Rex Foundation Executive Director Sandy Sohcot says: On December 10, 2010, as part of the Rex Foundation’s ongoing The World As It Could Be Project, students of Mandela High School’s Law and Public Service Academy presented their first culminating performance to bring together their studies and reflections about how the Universal Declaration of Human Rights (UDHR) relates to their lives.
This multi-media presentation, comprised of original videos, graphic arts, poetry, song, dance and spoken word, was a result of three Mandela teachers — Richard Charlesworth, Deborah Juarez and John Nepomuceno — attending the Rex Foundation’s first 3-day Institute on The World As It Could Be Project curriculum and committing to implement the curriculum as part of their fall 2010 language arts and social studies classes. Other Mandela teachers joined in to include UDHR connections in their classes, including Anita Smiley, whose graphic arts students created the beautiful Human Rights Quilt shown in the recently published Mandela newsletter.

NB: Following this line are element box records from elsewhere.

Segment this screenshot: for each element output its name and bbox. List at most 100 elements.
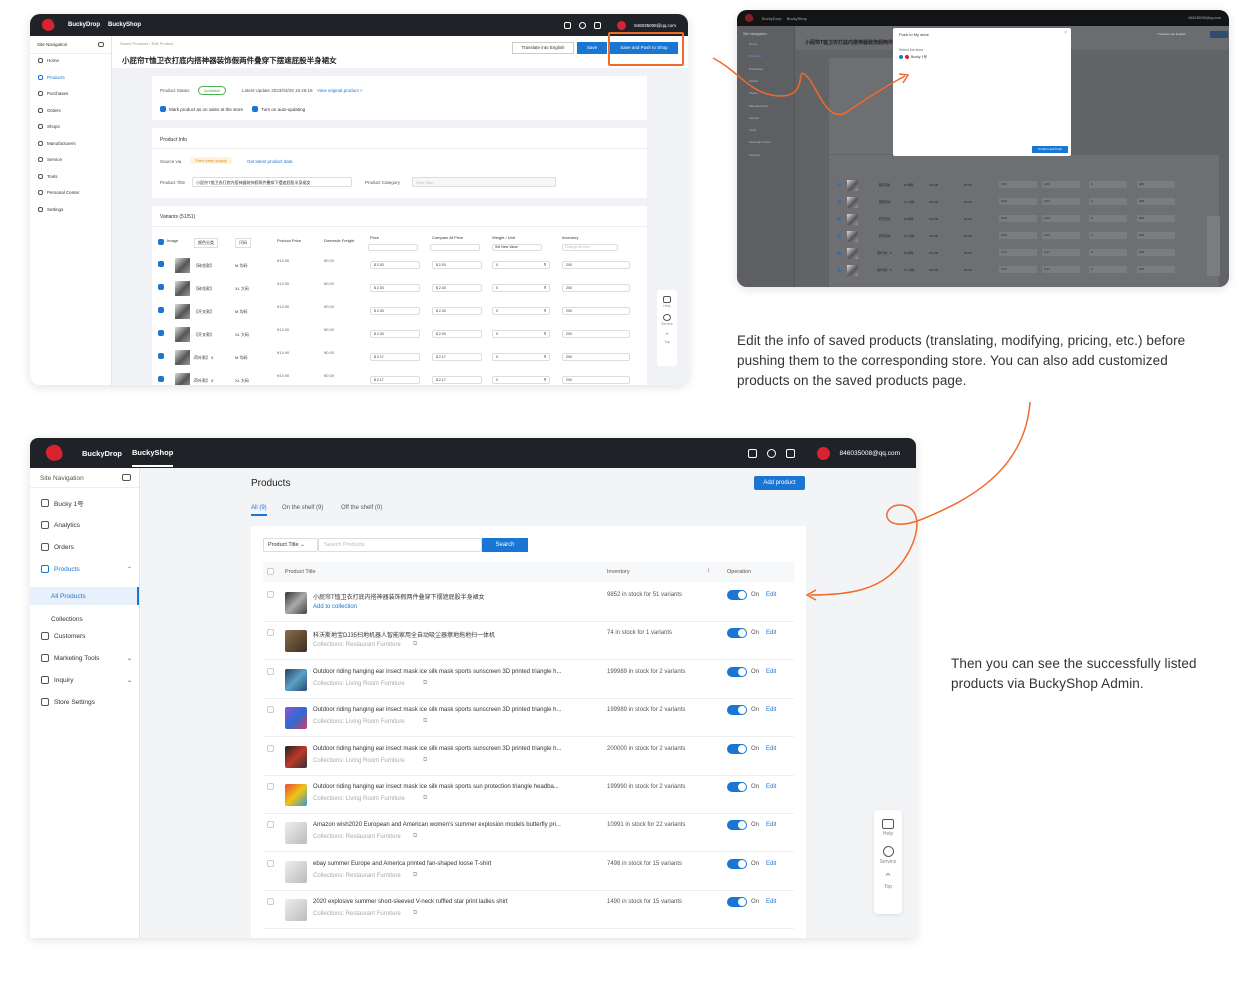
help-label[interactable]: Help <box>657 304 677 308</box>
shelf-toggle[interactable] <box>727 820 747 831</box>
weight-input[interactable]: 0 <box>492 353 550 361</box>
compare-price-select[interactable] <box>430 244 480 251</box>
shelf-toggle[interactable] <box>727 858 747 869</box>
store-selector[interactable]: Bucky 1号 <box>41 498 84 508</box>
product-title[interactable]: ebay summer Europe and America printed f… <box>313 861 491 867</box>
headset-icon[interactable] <box>882 846 894 857</box>
book-icon[interactable] <box>882 819 894 829</box>
table-row[interactable]: 2020 explosive summer short-sleeved V-ne… <box>263 891 794 930</box>
help-label[interactable]: Help <box>874 831 902 837</box>
service-label[interactable]: Service <box>657 322 677 326</box>
external-link-icon[interactable]: ⧉ <box>423 718 427 725</box>
add-collection-link[interactable]: Add to collection <box>313 604 357 610</box>
bell-icon[interactable] <box>785 448 795 458</box>
shelf-toggle[interactable] <box>727 897 747 908</box>
col-title[interactable]: Product Title <box>285 569 316 575</box>
shelf-toggle[interactable] <box>727 628 747 639</box>
edit-link[interactable]: Edit <box>766 707 776 713</box>
sidebar-item-home[interactable]: Home <box>38 58 59 63</box>
sidebar-item-personal-center[interactable]: Personal Center <box>38 190 80 195</box>
select-all-checkbox[interactable] <box>158 239 164 245</box>
price-input[interactable]: $ 2.03 <box>370 261 420 269</box>
edit-link[interactable]: Edit <box>766 669 776 675</box>
inventory-input[interactable]: 200 <box>562 353 630 361</box>
top-label[interactable]: Top <box>874 884 902 890</box>
notepad-icon[interactable] <box>564 21 572 29</box>
table-row[interactable]: Outdoor riding hanging ear insect mask i… <box>263 699 794 738</box>
book-icon[interactable] <box>663 296 671 303</box>
search-input[interactable]: Search Products <box>318 538 482 552</box>
top-chevron-icon[interactable]: ⌃ <box>874 871 902 884</box>
sort-icon[interactable]: ↕ <box>707 568 710 574</box>
product-title[interactable]: Outdoor riding hanging ear insect mask i… <box>313 707 561 713</box>
bell-icon[interactable] <box>594 21 602 29</box>
compare-price-input[interactable]: $ 2.03 <box>432 307 482 315</box>
mark-sales-checkbox[interactable] <box>160 106 166 112</box>
edit-link[interactable]: Edit <box>766 746 776 752</box>
shelf-toggle[interactable] <box>727 666 747 677</box>
sidebar-item-products[interactable]: Products <box>38 74 65 80</box>
menu-collapse-icon[interactable] <box>98 42 104 47</box>
row-checkbox[interactable] <box>158 284 164 290</box>
inventory-input[interactable]: 200 <box>562 284 630 292</box>
help-icon[interactable] <box>766 448 776 458</box>
row-checkbox[interactable] <box>267 706 274 714</box>
store-checkbox[interactable] <box>899 55 903 59</box>
search-button[interactable]: Search <box>482 538 528 552</box>
weight-input[interactable]: 0 <box>492 261 550 269</box>
edit-link[interactable]: Edit <box>766 822 776 828</box>
breadcrumb-saved[interactable]: Saved Products <box>120 41 148 46</box>
sidebar-item-inquiry[interactable]: Inquiry ⌄ <box>41 676 132 684</box>
inventory-change-select[interactable]: Change all Inve... <box>562 244 618 251</box>
external-link-icon[interactable]: ⧉ <box>413 641 417 648</box>
inventory-input[interactable]: 200 <box>562 376 630 384</box>
row-checkbox[interactable] <box>158 330 164 336</box>
sidebar-item-marketing-tools[interactable]: Marketing Tools ⌄ <box>41 654 132 662</box>
shelf-toggle[interactable] <box>727 705 747 716</box>
save-button[interactable]: Save <box>577 42 607 54</box>
sidebar-item-all-products[interactable]: All Products <box>30 587 139 605</box>
sidebar-item-tools[interactable]: Tools <box>38 173 58 179</box>
edit-link[interactable]: Edit <box>766 899 776 905</box>
row-checkbox[interactable] <box>267 783 274 790</box>
external-link-icon[interactable]: ⧉ <box>423 757 427 764</box>
shelf-toggle[interactable] <box>727 590 747 600</box>
sidebar-item-orders[interactable]: Orders <box>38 107 61 113</box>
price-input[interactable]: $ 2.17 <box>370 353 420 361</box>
price-input[interactable]: $ 2.03 <box>370 307 420 315</box>
auto-update-checkbox[interactable] <box>252 106 258 112</box>
close-icon[interactable]: × <box>1064 30 1067 36</box>
service-label[interactable]: Service <box>874 859 902 865</box>
brand-buckydrop[interactable]: BuckyDrop <box>68 22 100 28</box>
tab-on-the-shelf-9[interactable]: On the shelf (9) <box>282 505 323 511</box>
row-checkbox[interactable] <box>158 376 164 382</box>
sidebar-item-orders[interactable]: Orders <box>41 543 74 551</box>
product-title[interactable]: 2020 explosive summer short-sleeved V-ne… <box>313 899 508 905</box>
product-title[interactable]: Outdoor riding hanging ear insect mask i… <box>313 784 559 790</box>
table-row[interactable]: Amazon wish2020 European and American wo… <box>263 814 794 853</box>
weight-input[interactable]: 0 <box>492 307 550 315</box>
weight-input[interactable]: 0 <box>492 330 550 338</box>
edit-link[interactable]: Edit <box>766 784 776 790</box>
weight-set-select[interactable]: Set New Value <box>492 244 542 251</box>
tab-all-9[interactable]: All (9) <box>251 505 267 516</box>
sidebar-item-collections[interactable]: Collections <box>30 610 139 628</box>
menu-collapse-icon[interactable] <box>122 474 131 481</box>
get-latest-link[interactable]: Get latest product data <box>247 159 293 164</box>
compare-price-input[interactable]: $ 2.03 <box>432 330 482 338</box>
edit-link[interactable]: Edit <box>766 861 776 867</box>
brand-buckyshop[interactable]: BuckyShop <box>108 22 141 28</box>
sidebar-item-manufacturers[interactable]: Manufacturers <box>38 140 76 146</box>
product-title[interactable]: 小屁帘T恤卫衣打底内搭神器装饰假两件叠穿下摆遮屁股半身裙女 <box>313 592 485 601</box>
row-checkbox[interactable] <box>158 307 164 313</box>
price-input[interactable]: $ 2.03 <box>370 330 420 338</box>
avatar[interactable] <box>814 444 832 462</box>
filter-select[interactable]: Product Title ⌄ <box>263 538 318 552</box>
table-row[interactable]: Outdoor riding hanging ear insect mask i… <box>263 661 794 699</box>
avatar[interactable] <box>615 19 628 31</box>
sidebar-item-store-settings[interactable]: Store Settings <box>41 698 95 706</box>
product-title[interactable]: Outdoor riding hanging ear insect mask i… <box>313 746 561 752</box>
price-input[interactable]: $ 2.17 <box>370 376 420 384</box>
table-row[interactable]: Outdoor riding hanging ear insect mask i… <box>263 776 794 814</box>
weight-input[interactable]: 0 <box>492 284 550 292</box>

The Project curriculum, newly published in April 2010, uses the creative arts as a major element of engaging high school students to not just learn about the UDHR, but to grasp the connection of the otherwise abstract words of the Declaration to their own lives as well as those in the greater community.
It was deeply moving to see how much this presentation meant to all the participating teachers and students as they experienced the successful completion of such a major undertaking and received resounding applause and support from the audience of students, teachers and community members. A few weeks following the presentation, a participating student greeted me as I was leaving a meeting at the school. The student smiled broadly when I asked her about her own experience with the Project. She said, “This project was very exciting for us. We’ve never accomplished something so big. And, I even learned a lot!”